Он придвинул свой стул поближе к ней, заметил, что она поглядывает на экран.
— Ужасная история. В Осло тоже много о ней писали.
— Сегодня вечером городской совет проголосует по вопросу о снятии кандидатуры Троэльса Хартманна на пост мэра, — говорил диктор. — В ближайшее время ему будут предъявлены обвинения по делу Нанны Бирк-Ларсен, однако наши источники сообщают, что…
Он прикоснулся к ее руке:
— Вы много путешествуете? — Мужчина хохотнул. — Говорят, жизнь ничто без путешествий. Но это сказано не о деловых поездках. Двадцать дней в месяц… — Он приподнял бокал в немом тосте в ее честь. — Но иногда в таких командировках выпадает шанс пообщаться с приятной дамой в приятном баре. Не так уж плохо.
Он улыбался ей и был близок к откровенному заигрыванию.
Она сделала большой глоток. Напиток ей не очень нравился. Ей вообще все перестало нравиться: сыновья, Лотта, Тайс. Замкнутая в бесконечном поиске, в охоте за объяснением, причиной, ее жизнь превратилась в жуткий, вязкий кошмар. Она не могла спать, не могла есть, не могла смеяться, не могла думать.
Пернилле вспоминала себя в юности, симпатичную девушку, которая порхала из бара в бар на темных и грязных улицах Вестербро, дразня молодых шалопаев, пока не нашла того, кого искала.
Ничто не имело значения. Ни тогда, ни сейчас.
Она посмотрела на сидящего рядом мужчину.
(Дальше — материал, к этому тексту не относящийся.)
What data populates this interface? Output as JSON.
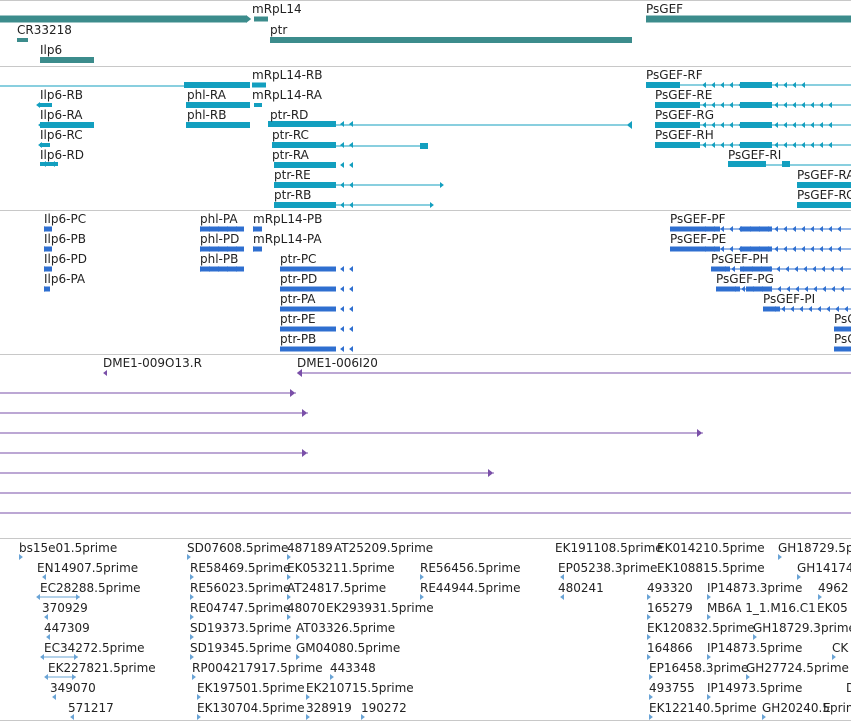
{
  "tracks": [
    {
      "name": "genes",
      "labels": [
        "mRpL14",
        "PsGEF",
        "CR33218",
        "ptr",
        "Ilp6"
      ]
    },
    {
      "name": "transcripts-1",
      "labels": [
        "mRpL14-RB",
        "PsGEF-RF",
        "Ilp6-RB",
        "phl-RA",
        "mRpL14-RA",
        "PsGEF-RE",
        "Ilp6-RA",
        "phl-RB",
        "ptr-RD",
        "PsGEF-RG",
        "Ilp6-RC",
        "ptr-RC",
        "PsGEF-RH",
        "Ilp6-RD",
        "ptr-RA",
        "PsGEF-RI",
        "ptr-RE",
        "PsGEF-RA",
        "ptr-RB",
        "PsGEF-RC"
      ]
    },
    {
      "name": "transcripts-2",
      "labels": [
        "Ilp6-PC",
        "phl-PA",
        "mRpL14-PB",
        "PsGEF-PF",
        "Ilp6-PB",
        "phl-PD",
        "mRpL14-PA",
        "PsGEF-PE",
        "Ilp6-PD",
        "phl-PB",
        "ptr-PC",
        "PsGEF-PH",
        "Ilp6-PA",
        "ptr-PD",
        "PsGEF-PG",
        "ptr-PA",
        "PsGEF-PI",
        "ptr-PE",
        "PsG",
        "ptr-PB",
        "PsG"
      ]
    },
    {
      "name": "clones",
      "labels": [
        "DME1-009O13.R",
        "DME1-006I20"
      ]
    },
    {
      "name": "ests",
      "labels": [
        "bs15e01.5prime",
        "SD07608.5prime",
        "487189",
        "AT25209.5prime",
        "EK191108.5prime",
        "EK014210.5prime",
        "GH18729.5p",
        "EN14907.5prime",
        "RE58469.5prime",
        "EK053211.5prime",
        "RE56456.5prime",
        "EP05238.3prime",
        "EK108815.5prime",
        "GH14174",
        "EC28288.5prime",
        "RE56023.5prime",
        "AT24817.5prime",
        "RE44944.5prime",
        "480241",
        "493320",
        "IP14873.3prime",
        "4962",
        "370929",
        "RE04747.5prime",
        "48070",
        "EK293931.5prime",
        "165279",
        "MB6A 1_1.M16.C1",
        "EK05",
        "447309",
        "SD19373.5prime",
        "AT03326.5prime",
        "EK120832.5prime",
        "GH18729.3prime",
        "EC34272.5prime",
        "SD19345.5prime",
        "GM04080.5prime",
        "164866",
        "IP14873.5prime",
        "CK",
        "EK227821.5prime",
        "RP004217917.5prime",
        "443348",
        "EP16458.3prime",
        "GH27724.5prime",
        "349070",
        "EK197501.5prime",
        "EK210715.5prime",
        "493755",
        "IP14973.5prime",
        "D",
        "571217",
        "EK130704.5prime",
        "328919",
        "190272",
        "EK122140.5prime",
        "GH20240.5prime",
        "E"
      ]
    }
  ],
  "colors": {
    "gene": "#3c8c8c",
    "transcript": "#139fbf",
    "protein": "#2f6fd0",
    "clone": "#7a4fa8",
    "est": "#6aa4d6"
  }
}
Интересно, каким он был в юности? Тщеславным, смазливым, слабым. И послушным.
— Пойдем к тебе в номер, — сказала она.
Норвежец онемел от неожиданности.
Пернилле встала, взяла сумку. Он сглотнул, схватил со стойки ключ от номера.
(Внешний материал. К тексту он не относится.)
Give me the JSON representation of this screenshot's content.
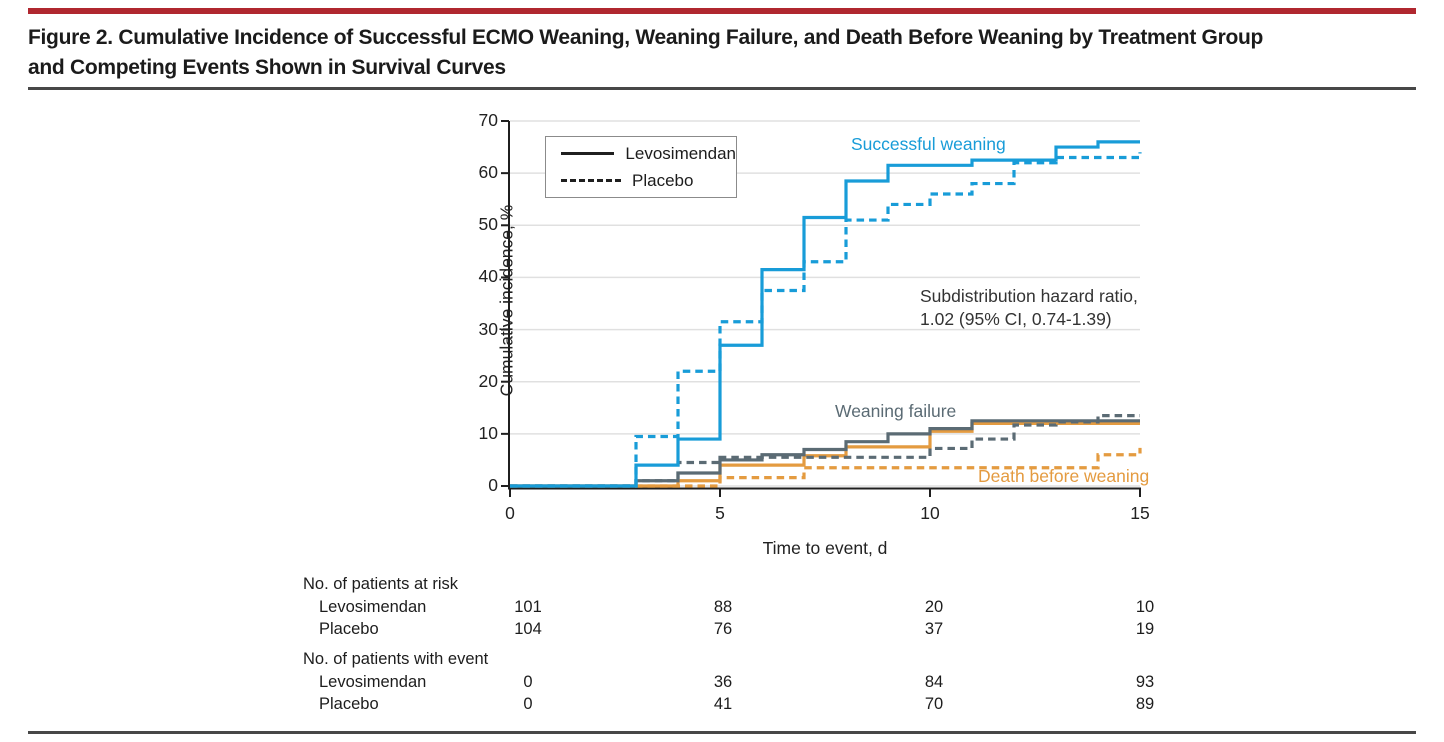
{
  "figure": {
    "title_line1": "Figure 2. Cumulative Incidence of Successful ECMO Weaning, Weaning Failure, and Death Before Weaning by Treatment Group",
    "title_line2": "and Competing Events Shown in Survival Curves"
  },
  "chart_data": {
    "type": "line",
    "subtype": "step-cumulative-incidence",
    "xlabel": "Time to event, d",
    "ylabel": "Cumulative incidence, %",
    "xlim": [
      0,
      15
    ],
    "ylim": [
      0,
      70
    ],
    "xticks": [
      0,
      5,
      10,
      15
    ],
    "yticks": [
      0,
      10,
      20,
      30,
      40,
      50,
      60,
      70
    ],
    "grid": true,
    "gridline_color": "#e0e0e0",
    "axis_color": "#1f1f1f",
    "legend": {
      "position": "top-left",
      "entries": [
        {
          "label": "Levosimendan",
          "style": "solid"
        },
        {
          "label": "Placebo",
          "style": "dashed"
        }
      ]
    },
    "annotation": {
      "line1": "Subdistribution hazard ratio,",
      "line2": "1.02 (95% CI, 0.74-1.39)"
    },
    "curve_group_labels": [
      {
        "label": "Successful weaning",
        "color": "#189cd8"
      },
      {
        "label": "Weaning failure",
        "color": "#5b6b74"
      },
      {
        "label": "Death before weaning",
        "color": "#e49b40"
      }
    ],
    "series": [
      {
        "name": "Death before weaning - Placebo",
        "event": "death-before-weaning",
        "group": "Placebo",
        "color": "#e49b40",
        "style": "dashed",
        "steps": [
          [
            0,
            0
          ],
          [
            5,
            1.6
          ],
          [
            7,
            3.5
          ],
          [
            14,
            6
          ],
          [
            15,
            7.3
          ]
        ]
      },
      {
        "name": "Death before weaning - Levosimendan",
        "event": "death-before-weaning",
        "group": "Levosimendan",
        "color": "#e49b40",
        "style": "solid",
        "steps": [
          [
            0,
            0
          ],
          [
            4,
            1
          ],
          [
            5,
            4
          ],
          [
            7,
            5.8
          ],
          [
            8,
            7.5
          ],
          [
            10,
            10.5
          ],
          [
            11,
            12
          ],
          [
            15,
            12
          ]
        ]
      },
      {
        "name": "Weaning failure - Placebo",
        "event": "weaning-failure",
        "group": "Placebo",
        "color": "#5b6b74",
        "style": "dashed",
        "steps": [
          [
            0,
            0
          ],
          [
            3,
            1
          ],
          [
            4,
            4.5
          ],
          [
            5,
            5.5
          ],
          [
            10,
            7.2
          ],
          [
            11,
            9
          ],
          [
            12,
            11.7
          ],
          [
            13,
            12.3
          ],
          [
            14,
            13.5
          ],
          [
            15,
            13.5
          ]
        ]
      },
      {
        "name": "Weaning failure - Levosimendan",
        "event": "weaning-failure",
        "group": "Levosimendan",
        "color": "#5b6b74",
        "style": "solid",
        "steps": [
          [
            0,
            0
          ],
          [
            3,
            1
          ],
          [
            4,
            2.5
          ],
          [
            5,
            5
          ],
          [
            6,
            6
          ],
          [
            7,
            7
          ],
          [
            8,
            8.5
          ],
          [
            9,
            10
          ],
          [
            10,
            11
          ],
          [
            11,
            12.5
          ],
          [
            15,
            12.5
          ]
        ]
      },
      {
        "name": "Successful weaning - Placebo",
        "event": "successful-weaning",
        "group": "Placebo",
        "color": "#189cd8",
        "style": "dashed",
        "steps": [
          [
            0,
            0
          ],
          [
            3,
            9.5
          ],
          [
            4,
            22
          ],
          [
            5,
            31.5
          ],
          [
            6,
            37.5
          ],
          [
            7,
            43
          ],
          [
            8,
            51
          ],
          [
            9,
            54
          ],
          [
            10,
            56
          ],
          [
            11,
            58
          ],
          [
            12,
            62
          ],
          [
            13,
            63
          ],
          [
            15,
            64
          ]
        ]
      },
      {
        "name": "Successful weaning - Levosimendan",
        "event": "successful-weaning",
        "group": "Levosimendan",
        "color": "#189cd8",
        "style": "solid",
        "steps": [
          [
            0,
            0
          ],
          [
            3,
            4
          ],
          [
            4,
            9
          ],
          [
            5,
            27
          ],
          [
            6,
            41.5
          ],
          [
            7,
            51.5
          ],
          [
            8,
            58.5
          ],
          [
            9,
            61.5
          ],
          [
            11,
            62.5
          ],
          [
            13,
            65
          ],
          [
            14,
            66
          ],
          [
            15,
            66
          ]
        ]
      }
    ]
  },
  "tables": {
    "at_risk": {
      "header": "No. of patients at risk",
      "rows": [
        {
          "label": "Levosimendan",
          "values": [
            "101",
            "88",
            "20",
            "10"
          ]
        },
        {
          "label": "Placebo",
          "values": [
            "104",
            "76",
            "37",
            "19"
          ]
        }
      ]
    },
    "with_event": {
      "header": "No. of patients with event",
      "rows": [
        {
          "label": "Levosimendan",
          "values": [
            "0",
            "36",
            "84",
            "93"
          ]
        },
        {
          "label": "Placebo",
          "values": [
            "0",
            "41",
            "70",
            "89"
          ]
        }
      ]
    }
  },
  "colors": {
    "accent_bar": "#b0272f",
    "successful_weaning": "#189cd8",
    "weaning_failure": "#5b6b74",
    "death_before_weaning": "#e49b40"
  }
}
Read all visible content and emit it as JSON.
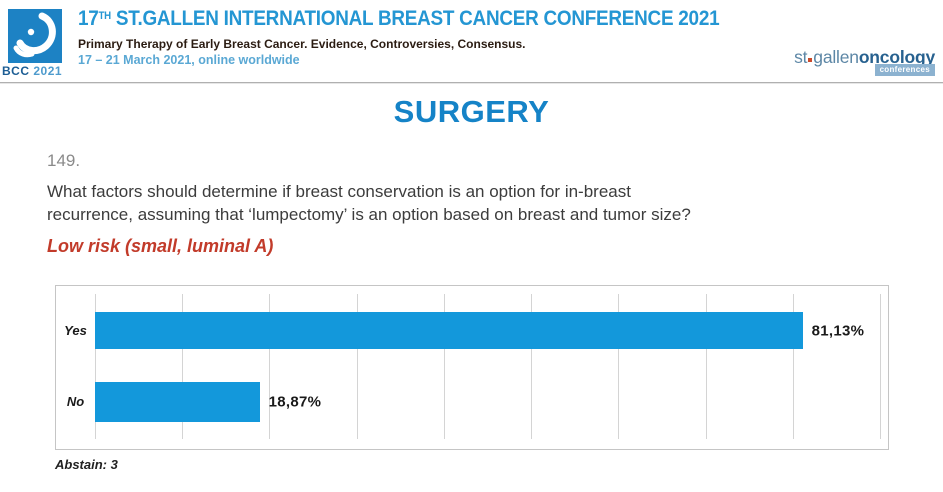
{
  "header": {
    "logo": {
      "bcc": "BCC",
      "year": "2021"
    },
    "title": {
      "num": "17",
      "sup": "TH",
      "rest": " ST.GALLEN INTERNATIONAL BREAST CANCER CONFERENCE 2021"
    },
    "subtitle": "Primary Therapy of Early Breast Cancer. Evidence, Controversies, Consensus.",
    "date_line": "17 – 21 March 2021, online worldwide",
    "brand": {
      "st": "st",
      "gallen": "gallen",
      "oncology": "oncology",
      "badge": "conferences"
    }
  },
  "section_title": "SURGERY",
  "question": {
    "number": "149.",
    "line1": "What factors should determine if breast conservation is an option for in-breast",
    "line2": "recurrence, assuming that ‘lumpectomy’ is an option based on breast and tumor size?",
    "highlight": "Low risk (small, luminal A)"
  },
  "chart_data": {
    "type": "bar",
    "orientation": "horizontal",
    "title": "",
    "categories": [
      "Yes",
      "No"
    ],
    "values": [
      81.13,
      18.87
    ],
    "value_labels": [
      "81,13%",
      "18,87%"
    ],
    "xlim": [
      0,
      90
    ],
    "gridline_step": 10,
    "grid": true,
    "bar_color": "#1398db"
  },
  "footer_note": "Abstain: 3",
  "colors": {
    "accent_blue": "#1583c7",
    "header_blue": "#2496d3",
    "bar_blue": "#1398db",
    "highlight_red": "#c23b2a"
  }
}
— Запишите на мой счет, — крикнул он бармену и побежал за ней.
Номер оказался довольно тесным. Двуспальная кровать, гладкий полированный стол и вся остальная обстановка того дурного вкуса, который так привлекает декораторов гостиниц.
Он суетился, нервничал, возился с ключом, судорожно искал выключатель на стене.
На кровати лежала одежда — рубашка, трусы. Он сгреб все в охапку, сунул в шкаф.
— Не ждал гостей… Хочешь выпить?
Спальня Нанны, пожалуй, такого же размера, только здесь все такое безликое. Вот и хорошо — значит, ничего не запомнится.
— Когда я был студентом, то работал барменом в «Гранд-отеле» в Осло.
Он поведал об этом так, будто это было величайшим достижением — вроде основания собственной фирмы и открытия завода во Вьетнаме.
В мини-баре нашлось две бутылочки джина и одна тоника. Он поставил все на крошечный журнальный столик, разлил алкоголь по стаканам.
— Ха! Вот видишь! Я еще не потерял сноровку.
Нет, все-таки у Нанны комната побольше, решила она. Это просто коробка, и внутри нее мужчина с неясным пятном вместо лица. Место вне ее жизни.
— Джин-тоник, прошу. Правда, безо льда и без лимона.
Он много и быстро говорил — был пьянее, чем она думала.
И она, наверное, тоже, несмотря на ощущение необыкновенной ясности и устремленности к цели.
Коктейль оказался в ее руке. Она не пригубила его, не хотела.
Она думала о Тайсе. О грубом, резком Тайсе, который не знал ни манер, ни красивых слов. Никаких деликатных продуманных прикосновений, только прямой и непосредственный физический контакт.